COSAM News Articles 2012 November Arboretum creates stormwater tour

Arboretum creates stormwater tour

Published: 11/13/2012

Video by: Phillip Coxwell

The Donald E. Davis Arboretum is home to more than 500 species of native-Alabama plants. Many factors work to sustain the plant life in the arboretum, including sunlight and nutrients from the soil. Perhaps most important to plant survival, however, is water. Vegetation at the arboretum receives water from a variety of sources, including irrigation, and, most often, rainfall. While rainfall is a much needed resource for plant life, it can also be a destructive force on ecosystems, resulting in erosion and even death.

In an effort to educate the public on best practices for handling stormwater in the landscape, the arboretum installed an 11-stop stormwater tour. The tour takes participants through the arboretum landscape while highlighting features that deal with stormwater management.

"We've had a lot of these practices already in place at the arboretum for some time, but they were not interpreted in any way so that people could see what's being done. So we developed this stormwater tour," said Dee Smith, curator of the arboretum. "Some of the stops describe water capture, and some are about controlling the flow of water."

The tour demonstrates non-traditional methods for dealing with stormwater, such as utilizing pervious surfaces.

"Traditionally, landscapes use impervious surfaces such as asphalt that do not allow any water penetration into the ground. The water runs off these surfaces and can cause serious erosion issues." said Smith. "There are alternatives, such as pervious concrete and pervious asphalt, that will allow water to percolate through the surface."

The stormwater tour also highlights the arboretum's use of water tanks in the landscape, as the facility has a 1,700-gallon, above-ground tank and a 1,400-gallon, below-ground tank. The tour educates the public on methods that will slow, trap and channel water in a landscape through the use of features such as swales, rain gardens and dry stream beds. Examples are also provided of how stormwater, when not properly managed, is destructive.

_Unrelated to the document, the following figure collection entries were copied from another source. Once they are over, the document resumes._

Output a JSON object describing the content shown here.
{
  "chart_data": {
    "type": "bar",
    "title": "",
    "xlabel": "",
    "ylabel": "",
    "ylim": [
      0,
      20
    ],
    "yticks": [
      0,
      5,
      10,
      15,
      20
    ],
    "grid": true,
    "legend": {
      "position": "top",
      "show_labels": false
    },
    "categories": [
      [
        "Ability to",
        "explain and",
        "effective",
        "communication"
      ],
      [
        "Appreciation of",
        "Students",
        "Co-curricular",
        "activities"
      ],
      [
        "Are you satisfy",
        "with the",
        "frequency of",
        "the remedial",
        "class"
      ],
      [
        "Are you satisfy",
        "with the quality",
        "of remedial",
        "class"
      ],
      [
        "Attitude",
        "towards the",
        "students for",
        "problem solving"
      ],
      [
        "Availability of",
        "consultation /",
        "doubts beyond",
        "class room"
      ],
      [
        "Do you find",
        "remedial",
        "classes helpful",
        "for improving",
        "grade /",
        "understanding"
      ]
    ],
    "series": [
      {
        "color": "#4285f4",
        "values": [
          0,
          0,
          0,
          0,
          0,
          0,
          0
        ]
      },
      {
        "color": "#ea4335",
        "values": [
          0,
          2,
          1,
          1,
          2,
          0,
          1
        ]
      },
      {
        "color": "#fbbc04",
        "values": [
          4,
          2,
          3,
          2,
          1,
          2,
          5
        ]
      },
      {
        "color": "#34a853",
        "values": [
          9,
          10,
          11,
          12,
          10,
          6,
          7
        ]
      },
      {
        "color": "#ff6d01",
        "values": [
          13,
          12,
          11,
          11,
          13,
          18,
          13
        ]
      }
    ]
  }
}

"One of the things that negatively affects our pond is all the silt and sediment that is carried into the pond with the stormwater, filling it up. And the water can potentially carry pollutants like chemicals, oils and trash that end up in the pond and can be deadly for wildlife," said Smith.

Patrick Thompson, arboretum specialist, said the tour is designed to inspire people to employ better, more sustainable practices on their own landscapes, resulting in a healthier watershed.

"Water in the arboretum goes to Chewacla Creek, the Saugahatchee River, the Tallapoosa River and all the way down to the Gulf of Mexico," explained Thompson. "Efforts we take locally affect our downstream neighbors. We need to keep our watersheds healthy so that we will have good water to drink and grow."

The stormwater tour also provides a learning tool for students at Auburn University.

"Our students love hands-on programs and classes where they can actually get outdoors and get involved with the immediate environment and see what's happening around campus," said Nanette Chadwick, director of academic sustainability programs. "Many of our students will go into careers where they will actually be planning landscapes, planning buildings, working as city planners, and other jobs where they will be directly involved with trying to support water sustainability in cities. We even have an art professor whose students took the tour and are learning to use art in connection with the environment to teach people. The arboretum is really one of our shining examples on campus of a spot where the resources are being managed very well, very sustainably, and these are the practices we teach our students are important for supporting a natural water cycle."

The stormwater tour is self-guided and open to the public. To take the tour, participants should first stop by the pavilion at the arboretum and pick up a map. Each stop on the tour also includes QR codes that can be scanned with a smartphone, providing more information about each stormwater feature.

"We are a great testing ground for seeing how these kinds of practices work," said Smith. "By having the tour and explaining our practices, we hope people will take home the message that there are other ways to deal with stormwater than the traditional methods."